La diferencia entre cambio y continuidad puede, además, tener un fundamento filosófico. Tradicionalmente se contrastaban en el debate entre menos o más Estado y menos o más mercado. Sin embargo, hace ya casi una década, en países que habían anhelado ser democracias o funcionado como tales, algunas opciones electorales dejaron de tener la promesa de avanzar “hacia adelante”. Es decir, dejaron de ofrecer “más y mejor” y, por el contrario, empezaron a plantear un anhelo por el pasado en el que, sostienen, se habría vivido mejor. En este planteamiento, se empezó a cuestionar incluso la democracia como regla de toma de decisiones, de convivencia pública y de ordenamiento para las prioridades de gobierno.

Lo llamativo de este fenómeno es que la alternativa de cambio, al plantear una transformación del sistema, no ha propuesto una evolución, sino lo que parece una involución: un retorno a tiempos pasados que se presentan como mejores y, sobre todo –y esto es importante–, un retorno a políticas públicas ya implementadas y superadas hace décadas. Por ejemplo, esquemas proteccionistas de producción, programas sociales que no se focalizan o no se evalúan, así como la cancelación de instituciones autónomas y mecanismos de vigilancia y contrapeso al poder ejecutivo.

A quienes quieren resistir este retroceso, este vuelco los ha descolocado; en términos electorales y narrativos. En casi diez años no hemos podido articular una propuesta más allá del señalamiento de que son regímenes populistas, antidemocráticos o ineficaces. Hay una nostalgia permanente por lo que dejamos ir, de lo que habíamos construido sobre el anhelo democrático. Sobra decir que este señalamiento no ha servido de nada. Constituye una década perdida.

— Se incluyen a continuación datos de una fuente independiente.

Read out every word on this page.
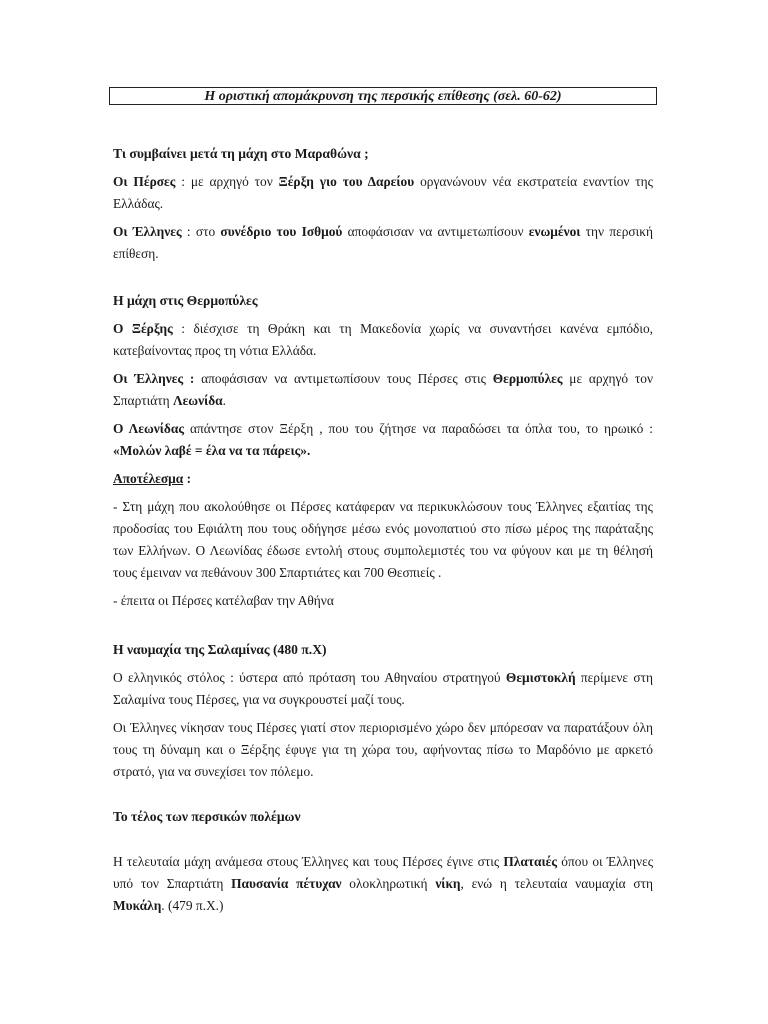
Η οριστική απομάκρυνση της περσικής επίθεσης (σελ. 60-62)

Τι συμβαίνει μετά τη μάχη στο Μαραθώνα ;

Οι Πέρσες : με αρχηγό τον Ξέρξη γιο του Δαρείου οργανώνουν νέα εκστρατεία εναντίον της Ελλάδας.

Οι Έλληνες : στο συνέδριο του Ισθμού αποφάσισαν να αντιμετωπίσουν ενωμένοι την περσική επίθεση.

Η μάχη στις Θερμοπύλες

Ο Ξέρξης : διέσχισε τη Θράκη και τη Μακεδονία χωρίς να συναντήσει κανένα εμπόδιο, κατεβαίνοντας προς τη νότια Ελλάδα.

Οι Έλληνες : αποφάσισαν να αντιμετωπίσουν τους Πέρσες στις Θερμοπύλες με αρχηγό τον Σπαρτιάτη Λεωνίδα.

Ο Λεωνίδας απάντησε στον Ξέρξη , που του ζήτησε να παραδώσει τα όπλα του, το ηρωικό : «Μολών λαβέ = έλα να τα πάρεις».

Αποτέλεσμα :

- Στη μάχη που ακολούθησε οι Πέρσες κατάφεραν να περικυκλώσουν τους Έλληνες εξαιτίας της προδοσίας του Εφιάλτη που τους οδήγησε μέσω ενός μονοπατιού στο πίσω μέρος της παράταξης των Ελλήνων. Ο Λεωνίδας έδωσε εντολή στους συμπολεμιστές του να φύγουν και με τη θέλησή τους έμειναν να πεθάνουν 300 Σπαρτιάτες και 700 Θεσπιείς .

- έπειτα οι Πέρσες κατέλαβαν την Αθήνα

Η ναυμαχία της Σαλαμίνας (480 π.Χ)

Ο ελληνικός στόλος : ύστερα από πρόταση του Αθηναίου στρατηγού Θεμιστοκλή περίμενε στη Σαλαμίνα τους Πέρσες, για να συγκρουστεί μαζί τους.

Οι Έλληνες νίκησαν τους Πέρσες γιατί στον περιορισμένο χώρο δεν μπόρεσαν να παρατάξουν όλη τους τη δύναμη και ο Ξέρξης έφυγε για τη χώρα του, αφήνοντας πίσω το Μαρδόνιο με αρκετό στρατό, για να συνεχίσει τον πόλεμο.

Το τέλος των περσικών πολέμων

Η τελευταία μάχη ανάμεσα στους Έλληνες και τους Πέρσες έγινε στις Πλαταιές όπου οι Έλληνες υπό τον Σπαρτιάτη Παυσανία πέτυχαν ολοκληρωτική νίκη, ενώ η τελευταία ναυμαχία στη Μυκάλη. (479 π.Χ.)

En 2016 pasó en Estados Unidos y está pasando con mucha más fuerza en esta segunda gestión de Donald Trump. Los miembros del Partido Demócrata parecen paralizados. No encuentran una forma eficaz de oponer resistencia. La estridencia en la toma de decisiones y en su comunicación, el cinismo inaudito y la abrumadora cantidad de iniciativas los ha dejado sin la capacidad de responder, frenar, resistir y reorganizarse. En México les pasó lo mismo a los partidos de oposición –y también a la oposición no partidista– a partir de 2018.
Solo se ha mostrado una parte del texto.